There could be a number of legitimate reasons for this. Number one IB debits/credits cash based upon settled funds not the closing cash balance. Second, you may have an overall credit balance of settled funds but it may be the net of long and short balances in various currencies. Short currency balances are esssentially a loan and are subject to interest charges (interest debits and credits are calculated on a per currency basis as rates vary by currency type). In addition you may be long settled cash in the security sub-account, and short a lesser amount in your commodities sub-account. Interest calculations are performed separately for each of these balances. Finally, if your net long cash balance includes proceeds from short stock sales, such balances are subject to a different interest rate calculation and are therefore separted from remaining cash (which may represent a debit balance). If you send a webticket to IB Customer Service, they will breakout the calculation for any given day.

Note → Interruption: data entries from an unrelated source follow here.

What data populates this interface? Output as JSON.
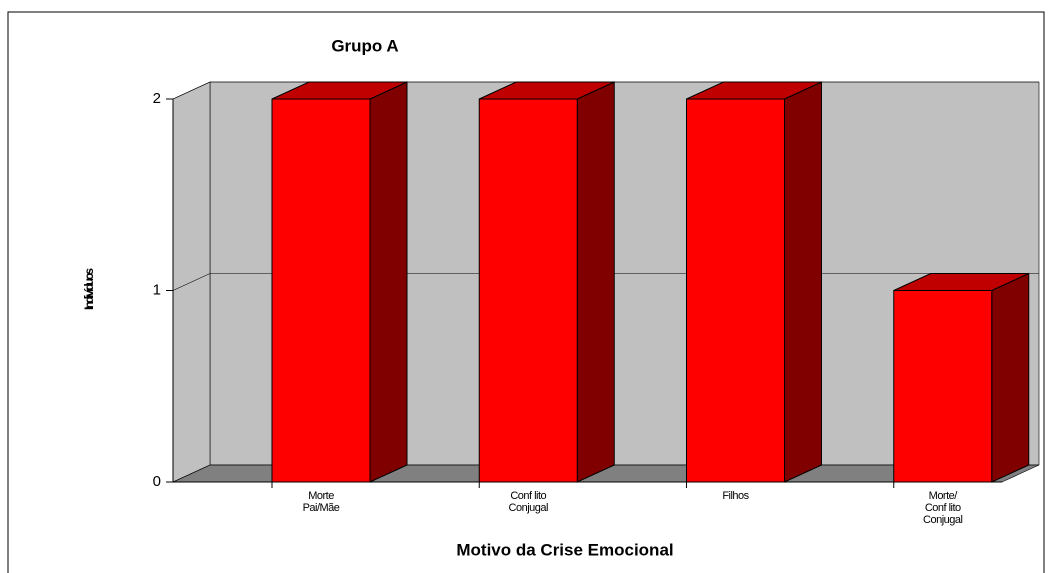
{
  "chart_data": {
    "type": "bar3d",
    "title": "Grupo A",
    "categories": [
      "Morte\nPai/Mãe",
      "Conf lito\nConjugal",
      "Filhos",
      "Morte/\nConf lito\nConjugal"
    ],
    "values": [
      2,
      2,
      2,
      1
    ],
    "color": "#ff0000",
    "ylim": [
      0,
      2
    ],
    "yticks": [
      0,
      1,
      2
    ],
    "grid": true,
    "ylabel": "Indivíduos",
    "xlabel": "Motivo da Crise Emocional"
  }
}
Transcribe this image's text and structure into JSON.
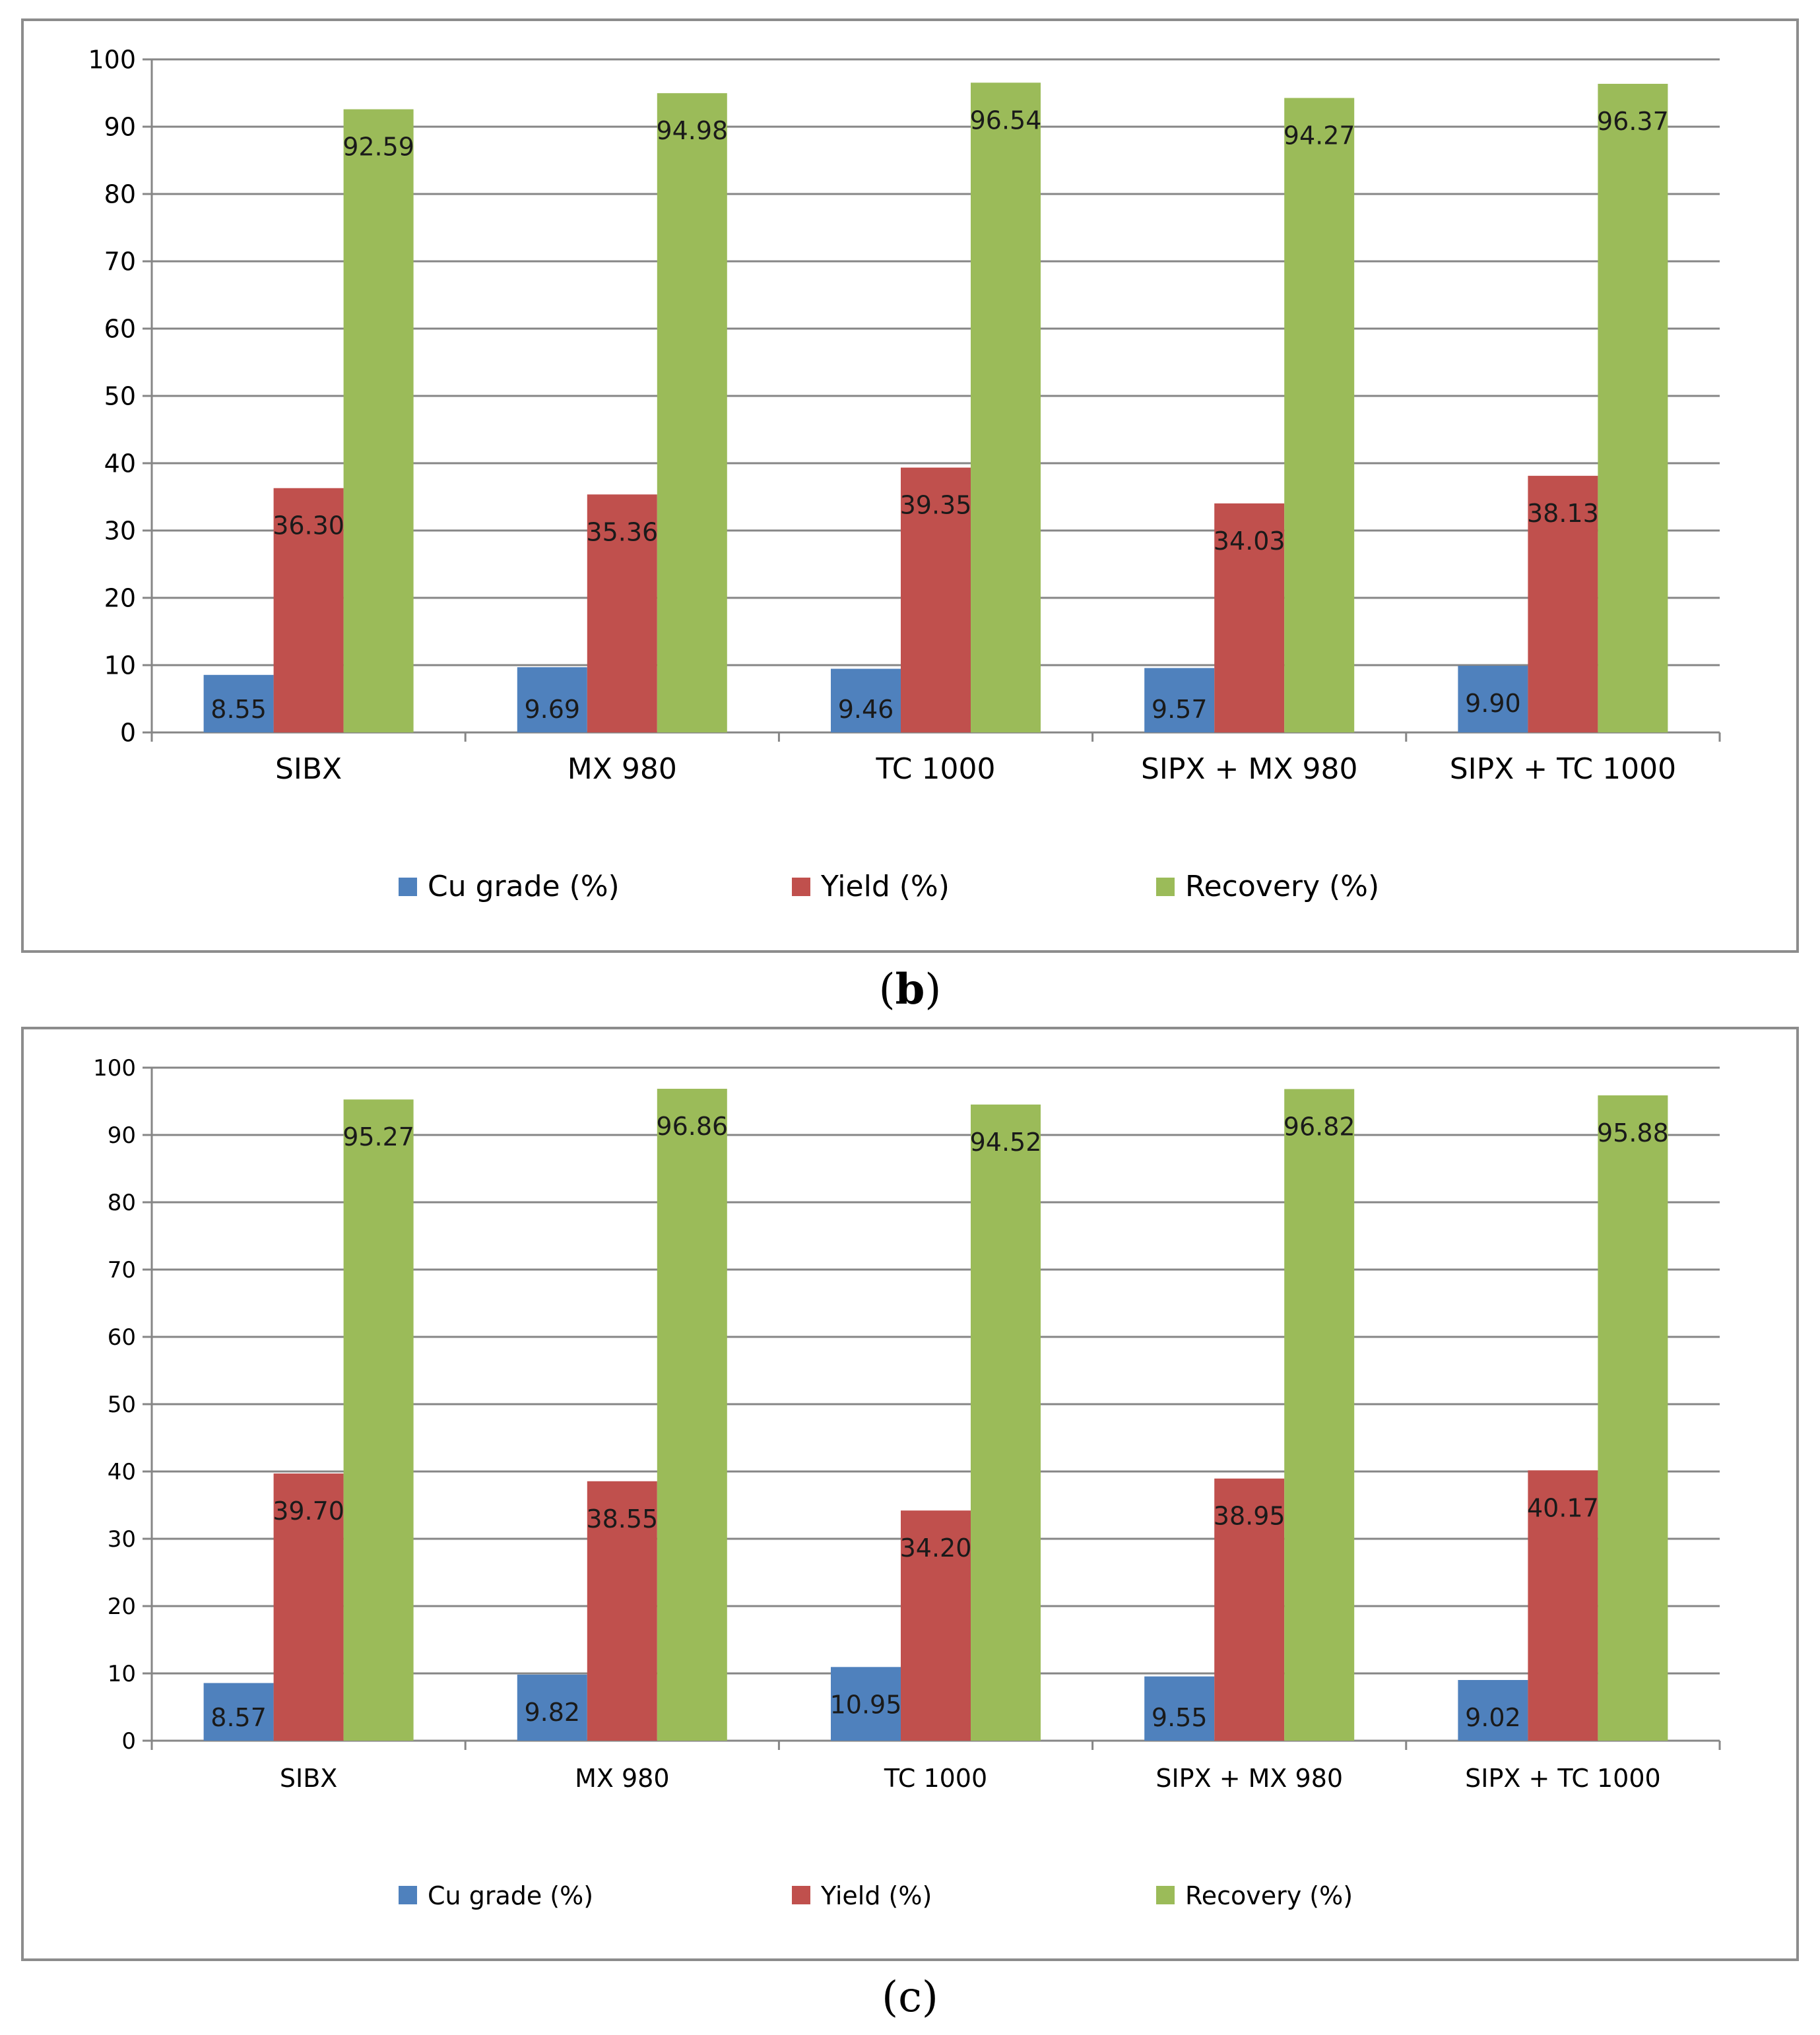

is your base currency EUR and you trade US shares or futures? or USD against EUR? If yes, thats the reason
I usually have a small amount of short interest paid each month that shows as a negative interest while on the same statement I will receive positive interest on the overall positive cash balance. Not a problem when holding short positions.
what happened is I had a few shorts that got very expensive to carry, and that wiped out any positive earn I had. any shorts you have , better check and see how much its costing you. though with the market going to zero, thats not a real problem.
I've also been getting negative interest for the past two months. It was a shock to go from +.15%/month to minus. I just assumed it was due to reduced interest on free credit balance and increased short costs.